South African President Jacob Zuma has resigned “with immediate effect’ after the ruling African National Congress threatened to remove him.
In a televised address to the nation, Mr Zuma said that no leader should stay longer than the people want him to.
The announcement came as the ANC threatened to effectively sack the long-serving leader via a parliamentary no-confidence vote.
The move also came just hours after armed police raided the luxury home of Mr Zuma’s friends, the Gupta brothers, as part of an anti-corruption investigation.
In his first response to the avalanche of pressure for him to quit, Mr Zuma, who has been dogged by scandal throughout his political life, proclaimed his innocence and said he was being “victimised” by Nelson Mandela’s former liberation movement.
“There’s nothing I’ve done wrong,” a relaxed but indignant Zuma said during a nearly hour-long interview with the SABC, South Africa’s state broadcaster.
“I don’t think it’s fair. I think it’s unfair.”
He did not comment on the police raids, which marked a dramatic tightening of the net around the 75-year-old and the political faction around him accused of milking state resources for their own ends.
ANC chief whip Jackson Mthembu said Deputy President Cyril Ramaphosa, whose election as head of the ANC in December marked the beginning of the end of Mr Zuma’s tenure, could be sworn in as head of state as early as Friday.

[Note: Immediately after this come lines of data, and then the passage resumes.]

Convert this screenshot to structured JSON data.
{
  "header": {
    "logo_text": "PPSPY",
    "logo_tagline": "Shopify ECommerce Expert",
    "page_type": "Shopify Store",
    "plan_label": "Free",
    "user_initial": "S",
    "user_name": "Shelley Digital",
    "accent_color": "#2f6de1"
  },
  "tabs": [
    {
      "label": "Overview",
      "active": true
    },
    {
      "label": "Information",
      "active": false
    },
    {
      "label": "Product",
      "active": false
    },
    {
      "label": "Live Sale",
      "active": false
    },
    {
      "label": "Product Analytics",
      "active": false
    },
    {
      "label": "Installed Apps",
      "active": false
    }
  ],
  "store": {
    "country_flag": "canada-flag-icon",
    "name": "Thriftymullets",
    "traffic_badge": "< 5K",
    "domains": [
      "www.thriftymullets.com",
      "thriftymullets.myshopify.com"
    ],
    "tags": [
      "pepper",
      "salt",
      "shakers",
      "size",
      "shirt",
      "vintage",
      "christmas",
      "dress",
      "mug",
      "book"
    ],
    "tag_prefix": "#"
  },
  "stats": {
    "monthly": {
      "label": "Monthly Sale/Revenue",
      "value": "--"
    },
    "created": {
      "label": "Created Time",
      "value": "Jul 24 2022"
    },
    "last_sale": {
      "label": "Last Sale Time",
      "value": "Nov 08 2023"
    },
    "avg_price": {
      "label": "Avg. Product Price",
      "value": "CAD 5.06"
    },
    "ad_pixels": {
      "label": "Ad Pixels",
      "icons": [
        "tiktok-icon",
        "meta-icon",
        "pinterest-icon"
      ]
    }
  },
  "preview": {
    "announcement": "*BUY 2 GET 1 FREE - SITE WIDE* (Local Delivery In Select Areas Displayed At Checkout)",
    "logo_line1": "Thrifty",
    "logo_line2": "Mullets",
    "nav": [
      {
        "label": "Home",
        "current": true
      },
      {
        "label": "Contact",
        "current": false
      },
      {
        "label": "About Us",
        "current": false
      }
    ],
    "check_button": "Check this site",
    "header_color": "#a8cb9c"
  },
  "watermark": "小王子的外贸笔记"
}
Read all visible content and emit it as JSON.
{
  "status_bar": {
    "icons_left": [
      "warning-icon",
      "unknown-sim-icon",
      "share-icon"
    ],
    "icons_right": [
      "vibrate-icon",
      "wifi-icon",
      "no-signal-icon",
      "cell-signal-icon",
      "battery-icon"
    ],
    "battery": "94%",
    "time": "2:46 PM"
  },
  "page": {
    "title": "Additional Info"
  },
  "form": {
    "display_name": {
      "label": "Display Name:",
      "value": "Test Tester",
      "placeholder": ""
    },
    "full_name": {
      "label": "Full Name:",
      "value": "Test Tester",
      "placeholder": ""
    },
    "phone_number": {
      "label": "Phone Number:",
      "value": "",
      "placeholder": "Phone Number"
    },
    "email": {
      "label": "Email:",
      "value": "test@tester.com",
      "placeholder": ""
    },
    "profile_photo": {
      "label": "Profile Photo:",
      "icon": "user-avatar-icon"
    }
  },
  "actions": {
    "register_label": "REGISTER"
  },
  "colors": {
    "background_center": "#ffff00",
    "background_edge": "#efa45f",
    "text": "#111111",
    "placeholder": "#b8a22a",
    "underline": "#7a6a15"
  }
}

“After we have voted for the removal of the President of the Republic tomorrow – and depending on the availability of the Chief Justice – we will also elect a new president,” Mr Mthembu told a news conference in Cape Town before Mr Zuma’s resignation.
The rand, which has gained ground whenever Mr Zuma has hit political turbulence, soared more than one per cent to a two-and-a-half year high of 11.79 against the dollar.